Based on its behavior earlier, I said, “Give me your paw.” I tried “Shake.” I held out my hand. The dog didn’t understand any of this. It hadn’t been taught anything. It gave me a kiss, though, of its own volition…and then its eyes got suddenly large as if I might scold it.

When the maintenance man came back, he said they weren’t answering. He’d unlock the door anyway, he said…and he’d close the window they’d left open. He had to do something, he said, and even if they weren’t answering he couldn’t ignore the problem.

He came over and took the dog by the chain. It still dug its claws into the ground, but he pulled it along. The dog was in obvious pain…but I understand. I understand why he pulled it. He really was helping.
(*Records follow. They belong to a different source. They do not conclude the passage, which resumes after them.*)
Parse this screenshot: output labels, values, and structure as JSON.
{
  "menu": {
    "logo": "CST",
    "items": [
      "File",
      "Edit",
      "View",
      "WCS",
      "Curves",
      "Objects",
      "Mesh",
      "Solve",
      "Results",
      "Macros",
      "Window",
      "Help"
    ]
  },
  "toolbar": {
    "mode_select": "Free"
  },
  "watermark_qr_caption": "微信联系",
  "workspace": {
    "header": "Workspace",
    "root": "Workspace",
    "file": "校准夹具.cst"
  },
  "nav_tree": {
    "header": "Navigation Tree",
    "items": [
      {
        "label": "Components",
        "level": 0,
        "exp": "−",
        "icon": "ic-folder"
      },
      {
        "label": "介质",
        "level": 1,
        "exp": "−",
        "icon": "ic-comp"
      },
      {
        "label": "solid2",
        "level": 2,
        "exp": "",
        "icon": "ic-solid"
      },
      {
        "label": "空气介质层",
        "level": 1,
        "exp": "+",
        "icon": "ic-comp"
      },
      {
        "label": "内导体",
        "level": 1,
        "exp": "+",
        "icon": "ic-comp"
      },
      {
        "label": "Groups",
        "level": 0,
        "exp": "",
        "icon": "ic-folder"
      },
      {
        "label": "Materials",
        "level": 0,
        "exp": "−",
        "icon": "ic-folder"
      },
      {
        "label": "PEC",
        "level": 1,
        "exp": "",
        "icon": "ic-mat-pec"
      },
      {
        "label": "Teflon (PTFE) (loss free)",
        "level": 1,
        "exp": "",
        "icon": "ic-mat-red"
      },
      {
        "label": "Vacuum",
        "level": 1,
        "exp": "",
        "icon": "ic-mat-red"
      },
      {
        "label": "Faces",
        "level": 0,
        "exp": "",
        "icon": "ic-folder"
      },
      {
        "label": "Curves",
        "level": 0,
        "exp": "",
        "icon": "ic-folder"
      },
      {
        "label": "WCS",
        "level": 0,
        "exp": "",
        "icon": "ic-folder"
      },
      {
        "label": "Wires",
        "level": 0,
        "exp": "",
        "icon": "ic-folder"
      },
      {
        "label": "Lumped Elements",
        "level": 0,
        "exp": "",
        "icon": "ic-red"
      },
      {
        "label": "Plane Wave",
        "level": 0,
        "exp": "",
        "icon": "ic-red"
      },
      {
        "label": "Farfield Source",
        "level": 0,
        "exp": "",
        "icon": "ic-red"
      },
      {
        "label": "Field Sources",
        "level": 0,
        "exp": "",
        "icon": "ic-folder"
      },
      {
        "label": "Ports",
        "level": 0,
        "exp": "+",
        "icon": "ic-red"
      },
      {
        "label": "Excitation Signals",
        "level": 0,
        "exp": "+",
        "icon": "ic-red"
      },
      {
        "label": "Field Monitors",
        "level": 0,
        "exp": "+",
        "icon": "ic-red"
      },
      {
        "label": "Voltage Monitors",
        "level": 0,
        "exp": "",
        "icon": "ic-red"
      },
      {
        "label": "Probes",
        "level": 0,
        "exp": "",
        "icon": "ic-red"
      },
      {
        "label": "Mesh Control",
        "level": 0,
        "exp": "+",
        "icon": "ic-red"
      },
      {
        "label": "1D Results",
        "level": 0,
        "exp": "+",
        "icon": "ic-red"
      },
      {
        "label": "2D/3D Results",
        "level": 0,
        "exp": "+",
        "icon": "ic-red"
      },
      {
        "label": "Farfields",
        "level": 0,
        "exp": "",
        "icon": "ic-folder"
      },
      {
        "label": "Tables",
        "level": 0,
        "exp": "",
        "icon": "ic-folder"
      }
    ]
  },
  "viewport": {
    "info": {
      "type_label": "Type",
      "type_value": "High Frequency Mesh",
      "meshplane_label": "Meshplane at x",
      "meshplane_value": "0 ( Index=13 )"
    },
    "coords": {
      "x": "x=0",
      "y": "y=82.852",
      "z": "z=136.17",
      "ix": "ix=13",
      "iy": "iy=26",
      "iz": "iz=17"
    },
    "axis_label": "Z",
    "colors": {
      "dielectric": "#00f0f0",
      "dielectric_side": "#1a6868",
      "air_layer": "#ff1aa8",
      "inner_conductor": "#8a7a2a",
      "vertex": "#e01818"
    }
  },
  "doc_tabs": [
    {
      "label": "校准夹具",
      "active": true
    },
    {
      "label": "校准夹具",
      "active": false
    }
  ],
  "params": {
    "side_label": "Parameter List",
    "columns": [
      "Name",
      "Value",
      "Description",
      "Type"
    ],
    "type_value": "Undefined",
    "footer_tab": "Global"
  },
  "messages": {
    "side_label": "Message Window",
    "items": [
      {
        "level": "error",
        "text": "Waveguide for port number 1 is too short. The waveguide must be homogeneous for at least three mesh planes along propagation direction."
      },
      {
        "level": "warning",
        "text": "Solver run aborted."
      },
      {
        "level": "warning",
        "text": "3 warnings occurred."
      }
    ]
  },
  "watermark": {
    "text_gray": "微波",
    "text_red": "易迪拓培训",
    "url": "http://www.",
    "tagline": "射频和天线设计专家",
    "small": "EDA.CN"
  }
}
After the dog was inside he locked the door and said to me, “I don’t know anyone else who lives here who would have done what you did.” Which was pretty sad, since, for all he knew, all I did was place a phone call and wait for an answer. He was an older guy. Probably twenty years older than me. I thanked him for his help, but he thanked me instead. He said, “If everyone was that nice…” and just sort of trailed off.

Then I left. He left too, I’m sure.

It’s been a difficult week. The highlight of it, so far, has been losing a book I ordered and sitting in the rain for over an hour with the dog of somebody I’ll never meet, because I was more worried about it than its owners were.

Or, no. The highlight was what the older man said to me. “If everyone was that nice…”

Then…what? We’d have a lot more people sitting out in the rain, I guess.

It’s been a difficult week, if you want to know the truth. I don’t even know if returning that dog to its home was the right thing to do.

I guess there aren’t really any definitive answers.

You just do what you can do, and you hope it’s enough. Or you decide it’s not your problem, and you move along.

I’d be a lot happier if I knew how to move along. But I never learned how.